I tried doing the following
for(i in unique(Hydro_Sen$Gauge)){
Temp=Hydro_Sen[Gauge==i & T_str=="T_0" & P_factor==1]$Obs_m3_s
Hydro_Sen[Gauge==i,Normalised2:=(Flow_m3_s-mean(Temp, na.rm=T))/sd(Temp, na.rm=T)]
}
but i get the following error
Warning messages:
1: In if (na.rm) x <- x[!is.na(x)] :
the condition has length > 1 and only the first element will be used
I checked other posts (the condition has length > 1 and only the first element will be used in if else statement and The condition has length > 1 and only the first element will be used amongst others) and saw that the problem usually arises when R is forced to assess an if condition on a vector.

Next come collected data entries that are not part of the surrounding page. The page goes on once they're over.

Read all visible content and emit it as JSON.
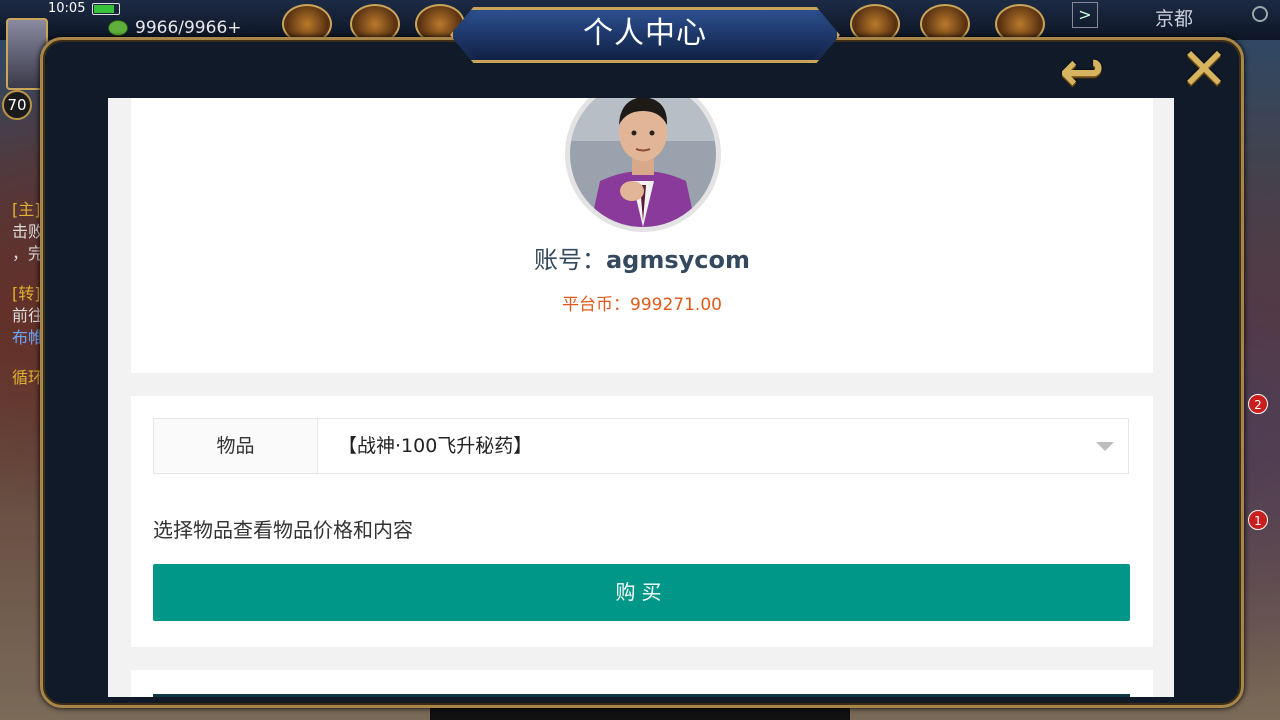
{
  "hud": {
    "time": "10:05",
    "stamina": "9966/9966",
    "stamina_plus": "+",
    "level": "70",
    "city": "京都"
  },
  "side_text": {
    "quest_main": "[主]",
    "quest_main_line1": "击败",
    "quest_main_line2": "，完",
    "quest_transfer": "[转]",
    "quest_transfer_line1": "前往",
    "quest_transfer_line2": "布帷",
    "quest_loop": "循环"
  },
  "badges": {
    "badge_a": "2",
    "badge_b": "1"
  },
  "dialog": {
    "title": "个人中心",
    "back_glyph": "↩",
    "close_glyph": "✕"
  },
  "profile": {
    "account_label": "账号：",
    "account_name": "agmsycom",
    "balance_label": "平台币：",
    "balance_value": "999271.00"
  },
  "purchase": {
    "item_label": "物品",
    "item_selected": "【战神·100飞升秘药】",
    "hint": "选择物品查看物品价格和内容",
    "buy_label": "购买"
  },
  "colors": {
    "buy_button": "#009688",
    "balance": "#e05a1c",
    "account": "#34495e",
    "frame_gold": "#a8864a"
  }
}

However, am not sure how this applies to my case. I checked that the calculation of the mean and sd was ok,
> mean(Temp, na.rm=T)
[1] 7.093052
> length(mean(Temp, na.rm=T))
[1] 1
> str(mean(Temp, na.rm=T))
num 7.09
The warning is eliminated if i remove the (na.rm=T)

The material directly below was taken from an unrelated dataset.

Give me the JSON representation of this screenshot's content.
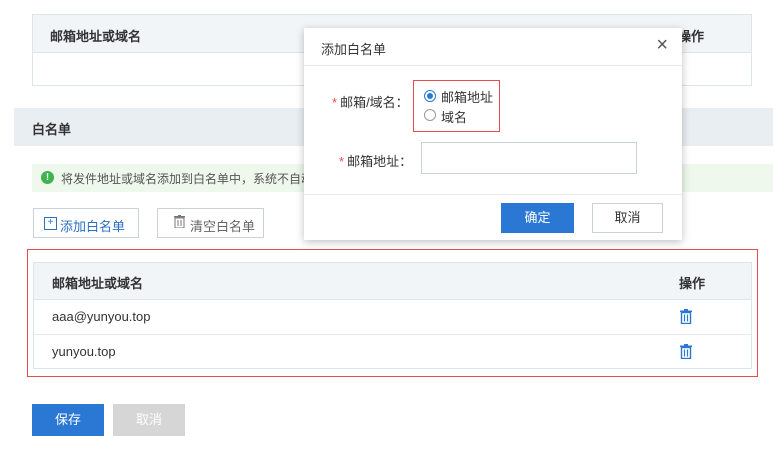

in the mean and sd calculations, but in those cases i will get NA as answer. I found a solution by doing the following
for(i in unique(Hydro_Sen$Gauge)){
Temp=Hydro_Sen[Gauge==i & T_str=="T_0" & P_factor==1]$Obs_m3_s
Temp2=mean(Temp, na.rm=T)
Temp3=sd(Temp, na.rm=T)
Hydro_Sen[Gauge==i,Normalised2:=(Flow_m3_s-Temp2)/Temp3]
}
But i wanted to understand why the first solution generates the Warning message? Any ideas of how to deal with this?